De huidige studie had verschillende beperkingen. Ten eerste, hoewel de dosisduur van ICS werd geregistreerd, was de totale duur van de ICS-behandeling sinds de diagnose niet bekend. Daarom zou een cumulatief effect van ICS-gebruik aanwezig kunnen zijn in onze steekproef, ondanks onze inclusiecriteria (ten minste drie maanden stabiele dosering en de afwezigheid van oraal steroïdgebruik in de voorgaande drie maanden). Hoewel oraal steroïdgebruik blijvende effecten op de HPA-as kan hebben (tot een jaar) (30), werd dit uitsluitingscriterium niet toegepast omdat het de steekproefgrootte zou beperken en de rekruteringsperiode van de huidige studie zou hebben verlengd. Deze factor werd echter onderzocht bij de voltooiing van de studie (tabel 3). Ten tweede werd de astma-ernst niet bij elke patiënt gemeten. Uit een eerdere audit van ons centrum bleek echter dat de meerderheid van de kinderen een “matig persistente” astma-ernst had (1,17).

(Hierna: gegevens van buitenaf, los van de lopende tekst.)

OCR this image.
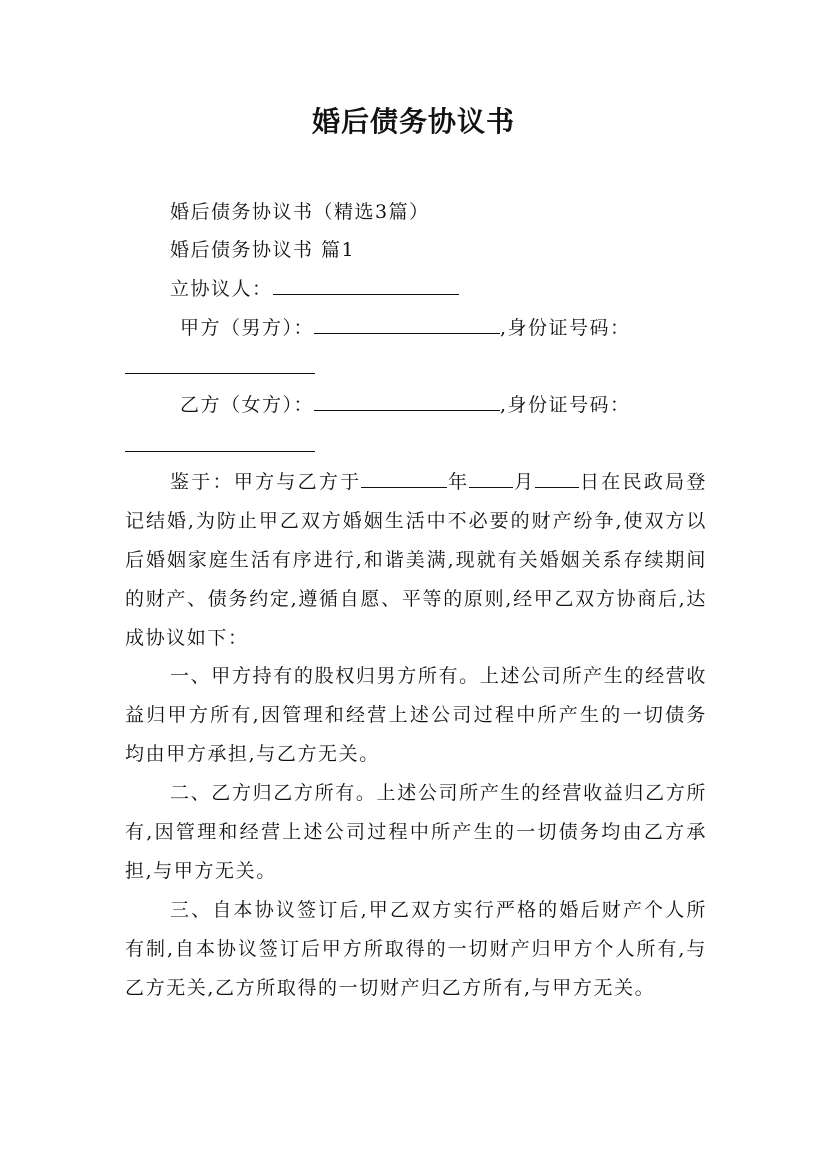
婚后债务协议书
婚后债务协议书（精选3篇）
婚后债务协议书 篇1
立协议人：
甲方（男方）：	,身份证号码：
乙方（女方）：	,身份证号码：
鉴于：甲方与乙方于	年 月 日在民政局登记结婚,为防止甲乙双方婚姻生活中不必要的财产纷争,使双方以后婚姻家庭生活有序进行,和谐美满,现就有关婚姻关系存续期间的财产、债务约定,遵循自愿、平等的原则,经甲乙双方协商后,达成协议如下：
一、甲方持有的股权归男方所有。上述公司所产生的经营收益归甲方所有,因管理和经营上述公司过程中所产生的一切债务均由甲方承担,与乙方无关。
二、乙方归乙方所有。上述公司所产生的经营收益归乙方所有,因管理和经营上述公司过程中所产生的一切债务均由乙方承担,与甲方无关。
三、自本协议签订后,甲乙双方实行严格的婚后财产个人所有制,自本协议签订后甲方所取得的一切财产归甲方个人所有,与乙方无关,乙方所取得的一切财产归乙方所有,与甲方无关。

Bovendien werd 96% van de patiënten in de audit behandeld volgens de richtlijnen gepubliceerd door het Global Initiative for Asthma (GINA) (1), wat wijst op een goede algemene naleving in het centrum. Daarom zijn de resultaten het meest representatief voor een secundair centrum dat alleen doorverwijst en waar patiënten worden opgenomen met astma die voorheen onbehandelbaar of moeilijk te behandelen was door huisartsen. Ten derde, de ochtend serum cortisol niveau test heeft een slechte gevoeligheid en normale waarden sluiten HPA-as onderdrukking niet uit. Daarom kan de prevalentie een conservatieve schatting zijn omdat een groter aantal kinderen abnormale ACTH stimulatie testen kunnen hebben, maar ’s morgens serum cortisol niveaus binnen het normale bereik hebben. Toekomstige, grotere studies moeten proberen de HPA-as dynamisch te testen bij alle studiedeelnemers.